Her first task this week was to rebook a program for 500 less than a week out, with an initial move-in date of Jan. 8. “The decision wasn’t necessarily based on concerns about meeting safely; it had more to do with the number of would-be attendees who have been exposed to the virus or lost daycare due to contagion or exposure,” she explained. Now, a tough decision is looming: “There are spaces available if we want to move it to February, but not knowing when this surge will end makes it very difficult to confirm a future date.”
Strong Reasons for Optimism
The situation is not dire, according to Brett Sterenson, president of Hotel Lobbyists, a site-selection firm: “My worry is tempered this time around for three reasons: First, January and February are naturally a less busy time year. Second, the Omicron variant is more contagious but less serious for the vaccinated population. And third, because it’s less severe, I think cooler heads might prevail.”

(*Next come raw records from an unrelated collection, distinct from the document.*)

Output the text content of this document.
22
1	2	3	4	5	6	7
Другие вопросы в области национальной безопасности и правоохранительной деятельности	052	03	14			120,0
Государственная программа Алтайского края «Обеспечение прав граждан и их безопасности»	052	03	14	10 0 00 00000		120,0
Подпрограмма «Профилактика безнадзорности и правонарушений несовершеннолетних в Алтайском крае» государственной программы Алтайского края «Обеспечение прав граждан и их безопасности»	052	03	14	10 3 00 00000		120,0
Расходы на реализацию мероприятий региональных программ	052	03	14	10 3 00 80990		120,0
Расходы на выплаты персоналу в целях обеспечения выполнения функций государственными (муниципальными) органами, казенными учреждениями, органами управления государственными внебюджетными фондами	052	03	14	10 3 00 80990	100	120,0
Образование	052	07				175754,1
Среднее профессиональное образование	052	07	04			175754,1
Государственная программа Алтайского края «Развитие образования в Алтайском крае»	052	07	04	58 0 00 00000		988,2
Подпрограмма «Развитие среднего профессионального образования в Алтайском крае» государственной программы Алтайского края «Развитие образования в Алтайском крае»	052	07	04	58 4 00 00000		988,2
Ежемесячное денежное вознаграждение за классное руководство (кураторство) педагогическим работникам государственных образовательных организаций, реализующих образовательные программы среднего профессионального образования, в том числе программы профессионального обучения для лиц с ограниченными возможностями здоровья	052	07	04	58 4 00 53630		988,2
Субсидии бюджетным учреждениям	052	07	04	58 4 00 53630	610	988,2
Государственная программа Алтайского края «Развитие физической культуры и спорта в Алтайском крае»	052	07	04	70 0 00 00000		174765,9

Mike May, CMP, president of Brightspot Incentives & Events, agreed. Based on incentive industry surveys and his own experience with clients, “75 to 90 percent of consumer attitudes have already shifted to this virus being consistent, limited and managed. People are moving on and resuming the old normal.”
Simply put, “our society isn’t poised to shut down again,” Sterenson stated. “We’re learning how to operate alongside Covid rather than running from it.
Incentives: Most Are Staying the Course
Canvas Meetings & Incentives is enjoying a strong start to the new year, reported business owner Kelly Gallagher. Some clients with programs in January or February are in talks of moving to more hybrid/virtual experience or shifting dates, but those changes haven’t been finalized yet, she said.
Meanwhile, Gallagher noted, “Our spring groups seem to be moving full steam ahead, so — knock on wood — we are still hopeful. We've got 100 people coming to Cancun in two weeks and we’re super excited about it. We are also getting some great referrals for potential new clients right now, so we've been preparing for a very busy 2022. Let's hope it stays that way!”
At Maritz Global Events, too, most clients are moving forward with their in-person programs, but with heightened health protocols, according to David Peckinpaugh, who became president and CEO of Maritz Holdings, the business unit’s parent company, as of Jan. 1. Proof of vaccination and self-monitoring are common measures.
Learning to Live — and Meet — With Covid
“Overall, we remain bullish on 2022,” said Peckinpaugh. “If South Africa is an example of what we can expect, Omicron should reduce significantly in the coming month or so. With the right protocols in place, domestic business events should be able to perform well. International events will remain a challenge in the near term but with a lot of promise from the spring on.”
“I do worry about meetings cancelling — as I always have,” added Sterenson, “but perhaps the dull concern beneath that sharp pang of cancellation is that the longer we go without holding these regular meetings and events, the greater the chance we adapt to the travesty of no longer meeting at all.”